- Born: 1921 Ying County, Shanxi, Republic of China
- Died: August 17, 2013 (aged 91) Beijing, China

Academic background
- Alma mater: National Chekiang University

Academic work
- Discipline: English grammar
- Institutions: Beijing Foreign Studies University

= Bo Bing (academic) =

Bo Bing (薄冰 (薄冰, Bó Bīng); born 1921 in Ying County, Shanxi, China; died August 17, 2013, in Beijing) was a Chinese English grammar academic and a professor at the Beijing Foreign Studies University.

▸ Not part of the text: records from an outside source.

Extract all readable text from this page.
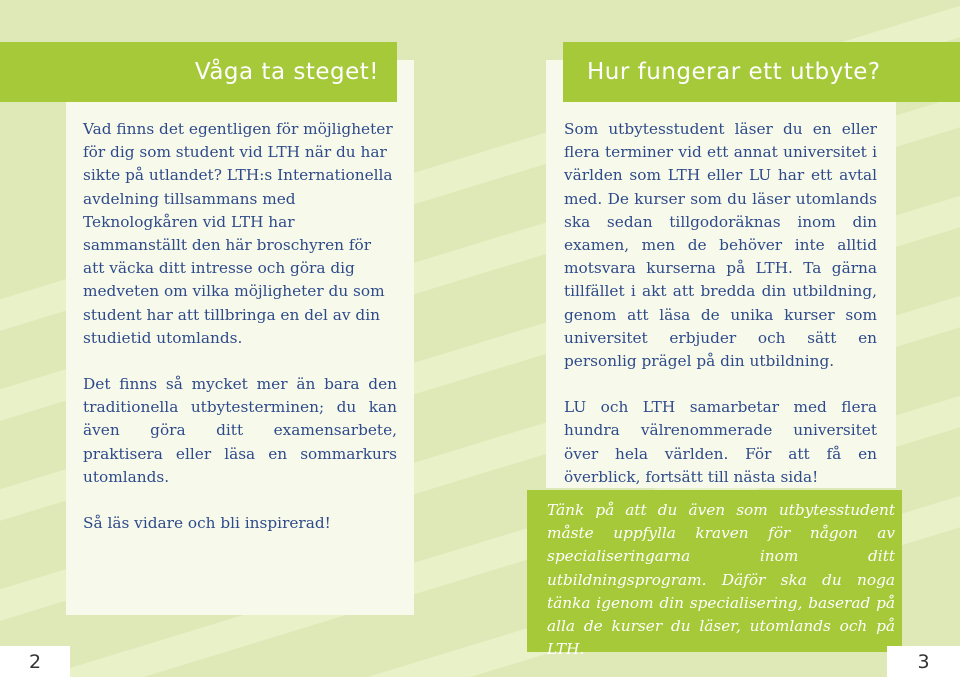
Våga ta steget!

Vad finns det egentligen för möjligheter för dig som student vid LTH när du har sikte på utlandet? LTH:s Internationella avdelning tillsammans med Teknologkåren vid LTH har sammanställt den här broschyren för att väcka ditt intresse och göra dig medveten om vilka möjligheter du som student har att tillbringa en del av din studietid utomlands.

Det finns så mycket mer än bara den traditionella utbytesterminen; du kan även göra ditt examensarbete, praktisera eller läsa en sommarkurs utomlands.

Så läs vidare och bli inspirerad!

2
Hur fungerar ett utbyte?

Som utbytesstudent läser du en eller flera terminer vid ett annat universitet i världen som LTH eller LU har ett avtal med. De kurser som du läser utomlands ska sedan tillgodoräknas inom din examen, men de behöver inte alltid motsvara kurserna på LTH. Ta gärna tillfället i akt att bredda din utbildning, genom att läsa de unika kurser som universitet erbjuder och sätt en personlig prägel på din utbildning.

LU och LTH samarbetar med flera hundra välrenommerade universitet över hela världen. För att få en överblick, fortsätt till nästa sida!

Tänk på att du även som utbytesstudent måste uppfylla kraven för någon av specialiseringarna inom ditt utbildningsprogram. Däför ska du noga tänka igenom din specialisering, baserad på alla de kurser du läser, utomlands och på LTH.
3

Bo was best known for his series of textbooks on English grammar for English learners.

==Career==
Bo graduated from the department of foreign languages at the then-National Chekiang University in 1947. He started his English teaching career at Shanghai Occupational School, teaching until 1949, when he returned to his studies at the North China Evolution University until 1950. He joined the English department at the Beijing Foreign Language Institute in 1950, and remained with the institute till his death.

Bo enjoyed a special allowance from the State Council from 1992.

In 1998, Kaiming Press published Bo Bing English Grammar, the first of his series of textbooks on English grammar. Due to unauthorized distribution of these books, Bo sued a number of publishers.

==Death==
Bo died in Beijing on August 17, 2013, due to respiratory failure.